Niagara Auction Previews: The 2007 Reds
The colour was deep and the fruit was ripe among 10 Niagara reds showcased in the first public tasting of heavyweights from the 2007 vintage. These excellent wines were decanted during a barrel auction as part of the lucrative Niagara Wine Weekend and Auction, which netted a substantial amount for the SickKids Foundation and St. Catharines General Hospital. Over 1,000 people paid $1,000 each to attend the second annual afternoon garden party and gala black-tie dinner in The Commons in Niagara-on-the-Lake.
The fundraising highlight was the standing ovation–worthy generosity of musician and event host Jann Arden, who pledged $100,000 toward the purchase of heart diagnostic equipment at SickKids. After that, the floodgates opened and $440,000 was raised during this one auction segment alone.
But back to the barrel-auctioned wines, which fetched over $40,000, with each barrel being split among five bidders. Bidders won’t receive their wines until well into 2009, when the big reds come out of the barrels and are blended, filtered and bottled.
As it happened, I did not taste one of the top-bidded wines—Peller Estates 2007 Signature Series Cabernet Sauvignon—that went for $1,000 per case ($85 per bottle) to the top bidder. Three other wines in the Andrés-Peller portfolio were among the top earners, including my favourites, led by the remarkable Hillebrand Trius Grand Red2007 ($850 per case), a cabernet-merlot blend made only in the best vintages. It showed perfectly ripened black raspberry fruit and floral notes (not much oak yet), with chewy density, firm acid grip and excellent length. It is too early to pin a precise rating on an unfinished wine, but based on its balance and depth it should easily hit over 91 points (90 is excellent) and age for up to 20 years.
Thirty Bench 2007 Wine Makers Benchmark Red, another Bordeaux-style blend, also fetched $1,000 per case, a worthy successor to the 2005 Benchmark Red that captured top honours at the Cuvée competition this year. The 2007 was not as concentrated and profound as I expected, but was still very elegant and aromatic (88 to 90 points) for drinking about 2012.
Hillebrand 2007 Showcase Cabernet Sauvignon ($500 per case) was one of the better deals, very perfumed, rich and elegant already, with excellent length (91 to 93 points). Still, with Bordeaux-style reds, Château des Charmes 2007 Equuleus ($425 per case) was the monster, with almost overripe fruit, thick structure and massive tannin that will need a decade or so to soften (89 to 91 points).
Henry of Pelham 2007 Cabernet-Merlot Reserve ($550 per case) was mid-weight, with firm acidity, tannin and very good length (88 to 90 points) that should also reward aging well into the next decade.

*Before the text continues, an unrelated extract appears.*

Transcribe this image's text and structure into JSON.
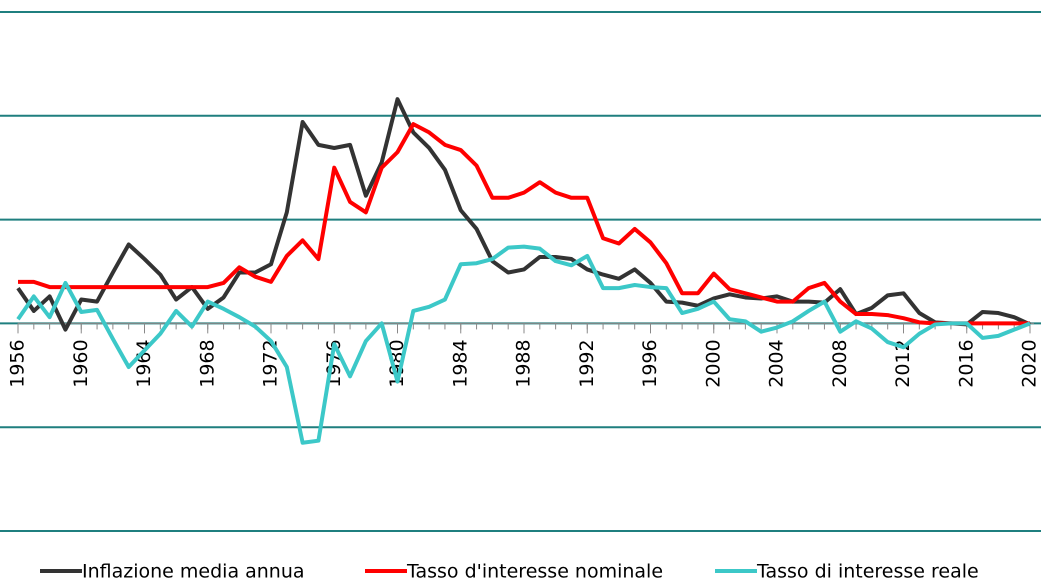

Three pinot noirs were also poured and attracted considerable attention. Inniskillin 2007 Founders Pinot Noir ($675 per case) shocked with its colour depth, ripe blackberry fruit and fine, firm tannin, again a wine that should age very well (89 to 91 points). Coyote’s Run 2007 Red Paw Vineyard Pinot Noir ($400 per case) showed very lifted strawberry-cherry jam and spice in a quite supple style for earlier drinking (87 to 89 points). John Howard 2007 Sonofabitch Pinot Noir ($475 per case) was already showing lifted, evolved oak-driven aromas, with a lean but flavourful palate (87 to 89 points).
One of the more intriguing wines was the Jackson-Triggs 2007 Delaine Vineyard Syrah ($675 per case), which again showed more colour and ripeness than usual but still had typical syrah white pepper and spice—definitely less green than many Niagara syrahs to date.
The only white wine on the block was Malivoire 2007 Moira Vineyard Chardonnay, which came second overall in the bidding at $905 per case. Alas, I did not taste this, either.